After the Feast

We’re leaning into the time of year for feasting, and we all have our own feast traditions.  But what of traditions for after the feast?     

     When our friend Len was growing up and celebrating with his grandparents in northern New Jersey, what happened after dinner was that everyone, from oldest to youngest, would put on jackets and go for a long walk along the railroad tracks through a former mining community.  The zinc had played out long before; the people had moved away.  Various buildings still stood, but some had been built over mining shafts to keep people out.  Pat says the town is now a thriving arts community but, when Len was a child, the walk was a family adventure. 

     When she was growing up, Pat says, the after-dinner activity was simpler.  “We were happy to be just quiet after being fed, happy to be blessed in so many ways.”  When she and Len lived in New Hampshire with the family they created, Len’s after-feast regimen was to disappear.  A theoretical physicist, he taught graduate courses and an undergraduate astronomy course with 400 students.  After feasts, he would go downstairs and sit cross-legged on the floor, grading exams and stacking them in piles by performance, looking for trends.

     My husband’s mother believed in the family value of doing dishes.  Although she managed a household of seven and their house came with a dishwasher, she had it removed when they moved in.  She was choir director and organist of their church, and the whole family had lovely voices.  The daughters’ voices, in particular, blended perfectly.  Singing tended to accompany the doing of dishes.  My husband says that apres-feast, everyone got to work on the dishes.

     His sister Peg says the after-dinner protocol involved lying around on the floor watching football on television or maybe playing outside.  On further reflection, she says that the kids did the cleanup and got the table looking pretty again, and then it was time for delicious pies.*  We talked a lot at the table, all through dinner and pies.”  “Who did the dishes?” I ask.  “Oh, the kids normally did the dishes.  When Dad helped, there would be water everywhere.  He’d get his hands in the dishwater and everything was just bigger.”  Only after the order was restored was there any lolling about, but it was all good.  You can hear the smile in her voice as she speaks of that time.
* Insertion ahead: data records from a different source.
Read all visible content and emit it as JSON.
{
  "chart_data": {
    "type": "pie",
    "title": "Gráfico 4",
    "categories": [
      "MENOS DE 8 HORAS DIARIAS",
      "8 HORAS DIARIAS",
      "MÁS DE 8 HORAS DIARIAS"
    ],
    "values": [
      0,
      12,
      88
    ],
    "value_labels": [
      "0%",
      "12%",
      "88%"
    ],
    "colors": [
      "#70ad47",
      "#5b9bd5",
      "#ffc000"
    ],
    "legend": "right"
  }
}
     When my sisters and I were kids and family came for a feast, we knew what to do after dinner.  We cleared the table, then we ran to plug in the tea kettle and sort through the teacup cupboard for our favorite cups.  We made tea in the big pewter pot, then delivered cups and teapot to the table, and it was time for stories.  They went on long after the tea grew cold.  We drank it anyway, and lingered in the family’s warmth and love.

     Now that our parents are no more, the nature of feasts at our house has changed.  I invite not just family in the area but neighbors, friends, and students from distant parts of the planet.  Camaraderie grows as we enjoy the meal together, finishing up with coffee and tea.  Guests choose their own cups if they wish, and we still use the pewter teapot.  And then the magic happens.

     The students tell stories of the first time they tasted mashed potatoes or American pie.  The foods that would feature in a feast back home.  What weddings are like in their cultures.  There are always lots of questions from the other international students and from the rest of us as well.  Especially when one of the students from India mentioned that when he completed his doctorate, he would be returning home to get married.  In an arranged marriage.

     The questions poured in then, and the student answered them all happily.  He was delighted with his fiancée.  She had not been the first young woman his parents had suggested, or the second or the third.  His parents had asked him what sort of woman he’d like to meet.  He indicated the dancer performing on the TV screen and said, “I’d like to meet her.”  His parents arranged for that to happen, and the young people hit it off.

     Such interesting stories.  Such inclusion and warmth.  What happens after the feast can be delightful. 

*My husband’s mother was, in my completely unbiased estimation, the pie goddess of the world.  I never knew what the fuss was about with respect to pies till I tasted one of hers.  Then I understood. 

29 October 2021

1 comment

  1. Having family, friends, neighbors, and your students from university made Thanksgiving one of my, still, favorite celebrations. Plus the wonderful foods.